I do also wish to reflect on my extraordinarily diverse career and experiences, and see if there is something new to say, and write, about medicine and about being a doctor. I will still be a doctor, I just won’t be do-ing doctoring! I often remind patients that “we are human beings, not human doings!” – we can still be ourselves, even if the way we act may have to change as a result of changed circumstances.

As I bid you farewell, I am very conscious of the beautiful and heart-wrenching Farewell that Wotan sings to his favourite daughter Brunnhilde at the end of Wagner’s Die Walkure (The Valkyries), which I heard a few days ago at the St Endellion Festival. This might not be your cup of tea, but just imagine! It is full of profound love and pain, as well as regret about how some things came to be.
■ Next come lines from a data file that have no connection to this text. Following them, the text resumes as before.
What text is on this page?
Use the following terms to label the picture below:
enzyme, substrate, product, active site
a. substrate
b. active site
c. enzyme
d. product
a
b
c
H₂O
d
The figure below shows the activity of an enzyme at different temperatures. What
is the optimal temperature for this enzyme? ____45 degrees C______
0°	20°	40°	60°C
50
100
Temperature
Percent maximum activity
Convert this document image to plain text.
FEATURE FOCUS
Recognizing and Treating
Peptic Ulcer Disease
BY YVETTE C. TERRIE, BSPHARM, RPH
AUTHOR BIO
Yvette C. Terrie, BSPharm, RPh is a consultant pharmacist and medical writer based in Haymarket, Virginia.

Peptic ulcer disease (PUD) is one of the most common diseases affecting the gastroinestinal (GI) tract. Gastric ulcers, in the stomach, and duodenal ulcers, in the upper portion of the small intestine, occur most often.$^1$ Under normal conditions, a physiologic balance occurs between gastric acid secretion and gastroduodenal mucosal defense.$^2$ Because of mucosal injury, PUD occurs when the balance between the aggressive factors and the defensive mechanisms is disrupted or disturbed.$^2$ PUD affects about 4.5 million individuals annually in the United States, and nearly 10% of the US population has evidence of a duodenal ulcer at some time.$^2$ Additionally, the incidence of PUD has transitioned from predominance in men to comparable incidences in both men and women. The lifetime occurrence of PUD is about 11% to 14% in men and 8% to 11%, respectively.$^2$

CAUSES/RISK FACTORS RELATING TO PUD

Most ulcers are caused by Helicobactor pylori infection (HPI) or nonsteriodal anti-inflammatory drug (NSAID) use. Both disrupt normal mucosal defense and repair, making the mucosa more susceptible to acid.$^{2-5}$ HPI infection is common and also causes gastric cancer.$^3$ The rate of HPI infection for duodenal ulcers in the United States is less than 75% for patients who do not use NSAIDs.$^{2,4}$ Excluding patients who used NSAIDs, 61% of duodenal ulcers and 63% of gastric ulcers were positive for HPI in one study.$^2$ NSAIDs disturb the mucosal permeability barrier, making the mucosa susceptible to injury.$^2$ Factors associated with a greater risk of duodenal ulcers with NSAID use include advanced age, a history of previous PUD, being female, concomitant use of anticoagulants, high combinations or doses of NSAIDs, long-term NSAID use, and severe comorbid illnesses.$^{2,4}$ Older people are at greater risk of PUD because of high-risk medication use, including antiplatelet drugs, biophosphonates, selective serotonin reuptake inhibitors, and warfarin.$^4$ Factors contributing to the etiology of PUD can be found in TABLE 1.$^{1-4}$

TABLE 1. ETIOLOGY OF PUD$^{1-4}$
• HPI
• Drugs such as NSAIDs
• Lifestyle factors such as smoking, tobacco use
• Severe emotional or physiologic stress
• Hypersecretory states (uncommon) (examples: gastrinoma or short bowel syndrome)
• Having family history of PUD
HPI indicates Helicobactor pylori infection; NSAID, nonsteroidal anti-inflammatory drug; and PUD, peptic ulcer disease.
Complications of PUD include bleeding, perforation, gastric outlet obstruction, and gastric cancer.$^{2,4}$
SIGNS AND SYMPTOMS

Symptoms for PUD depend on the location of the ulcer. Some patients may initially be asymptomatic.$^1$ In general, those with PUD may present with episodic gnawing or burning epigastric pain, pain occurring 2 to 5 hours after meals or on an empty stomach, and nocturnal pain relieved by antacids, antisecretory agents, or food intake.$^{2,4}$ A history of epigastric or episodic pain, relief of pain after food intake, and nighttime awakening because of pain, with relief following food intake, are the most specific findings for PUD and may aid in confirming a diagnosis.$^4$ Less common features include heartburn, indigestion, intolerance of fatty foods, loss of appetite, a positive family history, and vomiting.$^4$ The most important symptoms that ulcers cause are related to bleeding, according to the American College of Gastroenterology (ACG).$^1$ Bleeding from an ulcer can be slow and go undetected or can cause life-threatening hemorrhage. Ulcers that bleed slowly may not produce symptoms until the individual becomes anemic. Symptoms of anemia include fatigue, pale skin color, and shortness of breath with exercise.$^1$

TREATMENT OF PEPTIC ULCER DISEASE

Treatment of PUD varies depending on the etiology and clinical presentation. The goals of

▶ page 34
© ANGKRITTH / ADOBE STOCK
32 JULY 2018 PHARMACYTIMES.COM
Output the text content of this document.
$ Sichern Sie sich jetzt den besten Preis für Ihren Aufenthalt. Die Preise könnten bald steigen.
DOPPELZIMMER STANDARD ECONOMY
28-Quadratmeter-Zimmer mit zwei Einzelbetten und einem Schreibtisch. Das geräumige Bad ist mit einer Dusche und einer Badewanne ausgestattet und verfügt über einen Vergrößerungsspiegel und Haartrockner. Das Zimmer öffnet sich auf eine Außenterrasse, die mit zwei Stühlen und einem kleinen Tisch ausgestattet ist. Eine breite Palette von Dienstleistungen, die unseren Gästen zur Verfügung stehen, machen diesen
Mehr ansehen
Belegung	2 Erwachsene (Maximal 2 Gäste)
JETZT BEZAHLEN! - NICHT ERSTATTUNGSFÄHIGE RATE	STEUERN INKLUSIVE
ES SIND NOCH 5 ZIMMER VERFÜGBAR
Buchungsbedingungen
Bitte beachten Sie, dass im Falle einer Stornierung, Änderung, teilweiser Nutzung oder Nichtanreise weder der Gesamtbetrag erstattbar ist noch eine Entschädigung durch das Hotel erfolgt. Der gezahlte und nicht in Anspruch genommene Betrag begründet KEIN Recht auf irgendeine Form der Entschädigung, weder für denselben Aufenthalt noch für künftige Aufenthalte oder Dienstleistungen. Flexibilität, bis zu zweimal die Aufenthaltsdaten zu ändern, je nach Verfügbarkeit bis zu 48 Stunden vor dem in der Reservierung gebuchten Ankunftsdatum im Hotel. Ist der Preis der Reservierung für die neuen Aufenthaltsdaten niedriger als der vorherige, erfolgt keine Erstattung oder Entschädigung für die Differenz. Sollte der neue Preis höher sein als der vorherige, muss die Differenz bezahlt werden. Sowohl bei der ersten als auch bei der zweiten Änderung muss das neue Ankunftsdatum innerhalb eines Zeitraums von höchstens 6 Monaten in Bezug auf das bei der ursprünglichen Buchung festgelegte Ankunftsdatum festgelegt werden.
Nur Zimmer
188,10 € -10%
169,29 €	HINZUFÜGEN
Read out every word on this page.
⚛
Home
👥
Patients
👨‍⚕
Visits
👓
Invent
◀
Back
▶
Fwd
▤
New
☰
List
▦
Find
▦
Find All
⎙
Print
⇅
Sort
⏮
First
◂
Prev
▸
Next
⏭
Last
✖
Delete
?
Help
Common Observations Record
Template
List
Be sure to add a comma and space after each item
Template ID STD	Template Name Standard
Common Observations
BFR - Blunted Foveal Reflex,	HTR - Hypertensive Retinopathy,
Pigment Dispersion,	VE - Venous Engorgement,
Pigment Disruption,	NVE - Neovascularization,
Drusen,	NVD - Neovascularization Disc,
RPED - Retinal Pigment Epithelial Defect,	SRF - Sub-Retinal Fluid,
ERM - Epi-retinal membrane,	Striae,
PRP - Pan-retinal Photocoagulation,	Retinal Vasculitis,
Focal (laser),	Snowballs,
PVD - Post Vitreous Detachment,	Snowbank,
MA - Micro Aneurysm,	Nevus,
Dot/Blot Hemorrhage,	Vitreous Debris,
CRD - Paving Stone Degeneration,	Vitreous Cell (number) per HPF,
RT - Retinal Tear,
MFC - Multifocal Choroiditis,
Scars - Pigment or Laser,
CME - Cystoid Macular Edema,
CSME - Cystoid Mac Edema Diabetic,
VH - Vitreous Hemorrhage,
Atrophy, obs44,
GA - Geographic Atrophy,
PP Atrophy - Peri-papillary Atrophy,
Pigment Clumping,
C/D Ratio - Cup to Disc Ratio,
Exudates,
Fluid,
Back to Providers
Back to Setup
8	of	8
As he is obliged to leave her on a rocky mountain-top, he surrounds her with a ring of fire – to protect her until the arrival of a true hero, who will rescue her.

So I say a fond farewell to you all, at least in a similar spirit, wishing that you and everyone affected by CFS/ME be surrounded by a metaphorical ring of fire that can protect you, until someone or something arrives to free you from the rocky place where you find yourself. Farewell!